Territoris-territoires

Double projection vidéo
2013-2014

Cerbère et Portbou, distants de 2 kms à vol d’oiseau, sont deux petites communes nichées au bord de la Mer Méditerranée. Toutes les deux se sont construites grâce à l’arrivée des chemins de fer et à l’instauration de la douane. Ces deux activités, ferroviaire et douanière, sont aujourd’hui en fort déclin et les deux villages se dépeuplent rapidement.

La frontière franco-espagnole est délimitée par la présence de 602 bornes jalonnant les Pyrénées de l’Océan Atlantique à la Méditerranée. Les 6 dernières bornes sont celles qui séparent Portbou de Cerbère. Les deux municipalités sont tenues par la loi de vérifier une fois par an que les bornes qui ponctuent leur territoire sont toujours en bon état. Elles doivent ensuite établir un rapport sur l’état desdites bornes qui devront, le cas échéant, être réparées ou restaurées par la police frontalière.

Après le repérage des bornes, une année sur deux, les Espagnols invitent les Français à manger dans leur village, et inversement. La France comme l’Espagne confient cette mission de vérification à leur police municipale, leurs douaniers et aux maires des deux communes. Une quinzaine de personnes montent ainsi en 4 x 4 jusqu’à la borne 598 située dans l’arrière-pays. Elles parcourent ensuite à pied un trajet d’une heure et demie sur les crêtes. Pour finir, elles empruntent un bateau pour accéder à la dernière borne située dans une grotte, au pied de la mer.

La loi qui oblige les municipalités à vérifier ces repères aujourd’hui désuets, confère une certaine absurdité à cet évènement, sachant que la frontière sur ce territoire est supposée ne plus exister depuis les accords de Schengen (1995). L’importance accordée à ce protocole officiel, le nombre de personnes tenues à faire acte de présence (police, douaniers, élus) donnent à ce rituel obligé un caractère totalement absurde. C’est pourtant cet évènement officiel, ce drôle de repérage qui n’a plus de réelle raison d’être, qui justifie le seul moment de convivialité entre les deux communes.

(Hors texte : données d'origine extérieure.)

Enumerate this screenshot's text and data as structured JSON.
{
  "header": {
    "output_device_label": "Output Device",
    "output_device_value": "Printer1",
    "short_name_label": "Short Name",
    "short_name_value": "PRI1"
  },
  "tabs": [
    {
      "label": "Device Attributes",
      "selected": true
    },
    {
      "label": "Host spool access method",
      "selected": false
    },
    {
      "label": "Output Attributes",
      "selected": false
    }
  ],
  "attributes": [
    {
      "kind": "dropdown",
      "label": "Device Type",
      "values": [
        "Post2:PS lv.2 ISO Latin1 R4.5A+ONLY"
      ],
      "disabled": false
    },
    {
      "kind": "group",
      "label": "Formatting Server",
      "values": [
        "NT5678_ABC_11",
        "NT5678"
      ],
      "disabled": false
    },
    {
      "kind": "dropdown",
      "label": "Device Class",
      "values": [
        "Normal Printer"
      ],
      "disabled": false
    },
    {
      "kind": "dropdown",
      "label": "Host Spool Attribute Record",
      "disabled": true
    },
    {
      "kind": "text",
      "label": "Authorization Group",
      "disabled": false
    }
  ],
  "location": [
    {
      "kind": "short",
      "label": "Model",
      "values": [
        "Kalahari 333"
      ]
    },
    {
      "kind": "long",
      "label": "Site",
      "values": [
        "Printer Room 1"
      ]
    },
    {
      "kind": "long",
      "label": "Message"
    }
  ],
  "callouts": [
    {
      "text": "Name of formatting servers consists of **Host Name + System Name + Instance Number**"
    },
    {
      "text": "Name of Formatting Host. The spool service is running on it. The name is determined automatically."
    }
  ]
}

Cependant, malgré son absurdité, cette marche est aussi pleine de beauté et de poésie. Le rassemblement de ces voisins sur la limite de leur territoire, sur la frontière qui tout à la fois les sépare et les convie à se retrouver annuellement. Cette marche qui vient vérifier la frontière construite par la volonté humaine et qui mène à la frontière naturelle de la mer. Ces hommes qui ne sont probablement plus habitués à marcher sur les crêtes mais qui effectuent année après année cette sorte de pèlerinage, de rituel obligatoire, les invitant à constater non seulement l’état des bornes mais aussi l’état de leurs terres limitrophes. Ces repères de la frontière marqués dans les roches et souvent érigés de façon à être visibles sont les seuls objets que les deux communes possèdent ensemble et se doivent donc d’entretenir ensemble. Ce cheminement est non seulement physique mais aussi intérieur pour tous les personnages qui l’effectuent, les menant à créer des liens ou à les renforcer au fil de la marche, jusqu’au partage d’un repas autour d’une table.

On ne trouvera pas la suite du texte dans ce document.